Leukemic B cells can be distinguished from normal B cells based on their surface staining patterns and their morphology, but the differences can be subtle and the abnormal events rare. In order to reliably differentiate normal from leukemic B cells, objective quantitation of large data sets is required. This is accomplished with the ImageStream cytometer, which automatically acquires multispectral images of thousands of individual cells in flow at very high speeds. The associated IDEAS data analysis software measures hundreds of photometric and morphometric features per cell, thereby enabling simultaneous immunophenotyping and morphology-based measurements. The features quantify individual image characteristics such as shape, size, signal strength and texture. We have leveraged these features by implementing an automated classification routine that identifies the feature combination that best separates different cell types of interest. Our automated classification routine utilizes a modification of Fisher’s Linear Discriminant criterion to measure discrimination power between two or more populations of cells. The classifier generates a composite feature consisting of a weighted linear combination of basic image features that provides maximum discrimination.
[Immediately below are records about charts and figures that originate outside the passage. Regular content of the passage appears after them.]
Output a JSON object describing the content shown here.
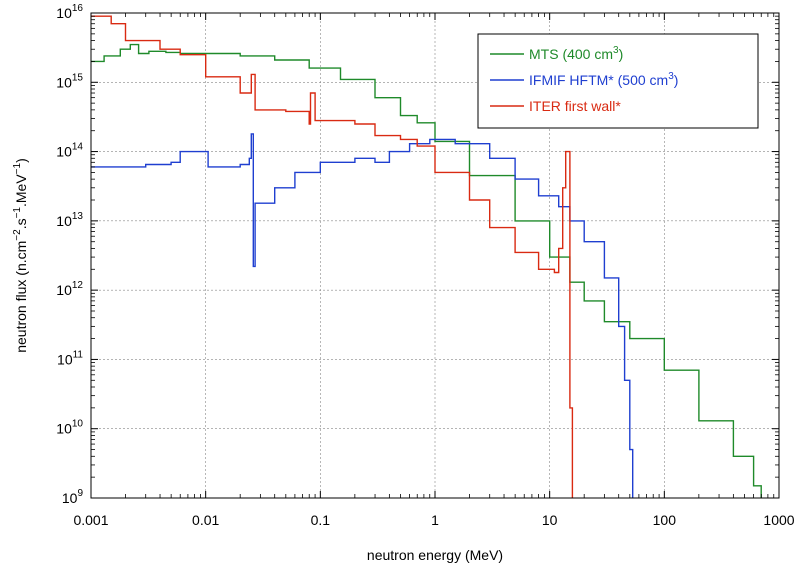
{
  "chart_data": {
    "type": "line",
    "xscale": "log",
    "yscale": "log",
    "xlim": [
      0.001,
      1000
    ],
    "ylim": [
      1000000000.0,
      1e+16
    ],
    "grid": true,
    "legend_position": "top-right",
    "xlabel": "neutron energy (MeV)",
    "ylabel": {
      "parts": [
        "neutron flux (n.cm",
        "−2",
        ".s",
        "−1",
        ".MeV",
        "−1",
        ")"
      ]
    },
    "x_ticks": [
      {
        "value": 0.001,
        "label": "0.001"
      },
      {
        "value": 0.01,
        "label": "0.01"
      },
      {
        "value": 0.1,
        "label": "0.1"
      },
      {
        "value": 1,
        "label": "1"
      },
      {
        "value": 10,
        "label": "10"
      },
      {
        "value": 100,
        "label": "100"
      },
      {
        "value": 1000,
        "label": "1000"
      }
    ],
    "y_ticks": [
      {
        "value": 1000000000.0,
        "base": "10",
        "exp": "9"
      },
      {
        "value": 10000000000.0,
        "base": "10",
        "exp": "10"
      },
      {
        "value": 100000000000.0,
        "base": "10",
        "exp": "11"
      },
      {
        "value": 1000000000000.0,
        "base": "10",
        "exp": "12"
      },
      {
        "value": 10000000000000.0,
        "base": "10",
        "exp": "13"
      },
      {
        "value": 100000000000000.0,
        "base": "10",
        "exp": "14"
      },
      {
        "value": 1000000000000000.0,
        "base": "10",
        "exp": "15"
      },
      {
        "value": 1e+16,
        "base": "10",
        "exp": "16"
      }
    ],
    "series": [
      {
        "name": "MTS (400 cm3)",
        "legend_parts": [
          "MTS (400 cm",
          "3",
          ")"
        ],
        "color": "#1f8a2a",
        "points": [
          [
            0.001,
            2000000000000000.0
          ],
          [
            0.0013,
            2400000000000000.0
          ],
          [
            0.0018,
            3000000000000000.0
          ],
          [
            0.0022,
            3500000000000000.0
          ],
          [
            0.0026,
            2600000000000000.0
          ],
          [
            0.0032,
            2800000000000000.0
          ],
          [
            0.0045,
            2700000000000000.0
          ],
          [
            0.006,
            2600000000000000.0
          ],
          [
            0.01,
            2600000000000000.0
          ],
          [
            0.02,
            2400000000000000.0
          ],
          [
            0.04,
            2100000000000000.0
          ],
          [
            0.08,
            1600000000000000.0
          ],
          [
            0.15,
            1100000000000000.0
          ],
          [
            0.3,
            600000000000000.0
          ],
          [
            0.5,
            330000000000000.0
          ],
          [
            0.7,
            260000000000000.0
          ],
          [
            1,
            140000000000000.0
          ],
          [
            2,
            45000000000000.0
          ],
          [
            5,
            10000000000000.0
          ],
          [
            10,
            3000000000000.0
          ],
          [
            15,
            1300000000000.0
          ],
          [
            20,
            700000000000.0
          ],
          [
            30,
            350000000000.0
          ],
          [
            50,
            200000000000.0
          ],
          [
            100,
            70000000000.0
          ],
          [
            200,
            13000000000.0
          ],
          [
            400,
            4000000000.0
          ],
          [
            600,
            1500000000.0
          ],
          [
            700,
            1000000000.0
          ]
        ]
      },
      {
        "name": "IFMIF HFTM* (500 cm3)",
        "legend_parts": [
          "IFMIF HFTM* (500 cm",
          "3",
          ")"
        ],
        "color": "#1f3fd0",
        "points": [
          [
            0.001,
            60000000000000.0
          ],
          [
            0.003,
            65000000000000.0
          ],
          [
            0.005,
            70000000000000.0
          ],
          [
            0.006,
            100000000000000.0
          ],
          [
            0.0095,
            100000000000000.0
          ],
          [
            0.0105,
            60000000000000.0
          ],
          [
            0.02,
            65000000000000.0
          ],
          [
            0.024,
            80000000000000.0
          ],
          [
            0.025,
            180000000000000.0
          ],
          [
            0.026,
            2200000000000.0
          ],
          [
            0.027,
            18000000000000.0
          ],
          [
            0.04,
            30000000000000.0
          ],
          [
            0.06,
            50000000000000.0
          ],
          [
            0.1,
            70000000000000.0
          ],
          [
            0.2,
            80000000000000.0
          ],
          [
            0.3,
            70000000000000.0
          ],
          [
            0.4,
            100000000000000.0
          ],
          [
            0.6,
            130000000000000.0
          ],
          [
            0.9,
            150000000000000.0
          ],
          [
            1.5,
            130000000000000.0
          ],
          [
            3,
            80000000000000.0
          ],
          [
            5,
            40000000000000.0
          ],
          [
            8,
            23000000000000.0
          ],
          [
            12,
            16000000000000.0
          ],
          [
            15,
            10000000000000.0
          ],
          [
            20,
            5000000000000.0
          ],
          [
            30,
            1500000000000.0
          ],
          [
            40,
            300000000000.0
          ],
          [
            45,
            50000000000.0
          ],
          [
            50,
            5000000000.0
          ],
          [
            53,
            1000000000.0
          ]
        ]
      },
      {
        "name": "ITER first wall*",
        "legend_parts": [
          "ITER first wall*"
        ],
        "color": "#d92a12",
        "points": [
          [
            0.001,
            9000000000000000.0
          ],
          [
            0.0015,
            7000000000000000.0
          ],
          [
            0.002,
            4000000000000000.0
          ],
          [
            0.004,
            3000000000000000.0
          ],
          [
            0.006,
            2500000000000000.0
          ],
          [
            0.01,
            1200000000000000.0
          ],
          [
            0.02,
            700000000000000.0
          ],
          [
            0.025,
            1300000000000000.0
          ],
          [
            0.027,
            400000000000000.0
          ],
          [
            0.05,
            380000000000000.0
          ],
          [
            0.08,
            250000000000000.0
          ],
          [
            0.082,
            700000000000000.0
          ],
          [
            0.09,
            280000000000000.0
          ],
          [
            0.2,
            250000000000000.0
          ],
          [
            0.3,
            170000000000000.0
          ],
          [
            0.5,
            150000000000000.0
          ],
          [
            0.7,
            120000000000000.0
          ],
          [
            1,
            50000000000000.0
          ],
          [
            2,
            20000000000000.0
          ],
          [
            3,
            8000000000000.0
          ],
          [
            5,
            3500000000000.0
          ],
          [
            8,
            2000000000000.0
          ],
          [
            11,
            1800000000000.0
          ],
          [
            12,
            4000000000000.0
          ],
          [
            13,
            30000000000000.0
          ],
          [
            13.8,
            100000000000000.0
          ],
          [
            14.6,
            100000000000000.0
          ],
          [
            15,
            20000000000.0
          ],
          [
            15.8,
            1000000000.0
          ]
        ]
      }
    ]
  }
}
Thus, our method transforms a multi-parameter classification task that can be difficult to conceptualize into a classification based on a single composite feature that can be readily conceptualized and visualized using a simple histogram output. Since the composite feature is generated from, and tested and optimized on, large numbers of cells, we obtain results that are highly objective, repeatable, statistically significant and scalable with data size. We used this classification approach to study normal and tumor cells of the hematopoietic lineage with the goal of improving diagnosis of hematological disorders. Here we show the results of using automated classification to distinguish the subtle differences between B cells of CLL patients and those of normal patients. We also used the classifier to distinguish B-cell ALL from B-cell CLL. In both cases, we used a combination of shape, size, texture and signal strength features from the SSC, brightfield and nuclear imagery generated by the ImageStream system. The data presented demonstrate the application of a novel automated cell classification method to the discrimination of normal and tumor cells within large and heterogeneous cell samples.

Disclosures: Venkatachalam:Amnis Corporation: Employment. Martin:Amnis Corporation: Consultancy. Feuillard:Amnis Corporation: Consultancy. Morrissey:Amnis Corporation: Employment. George:Amnis Corporation: Employment.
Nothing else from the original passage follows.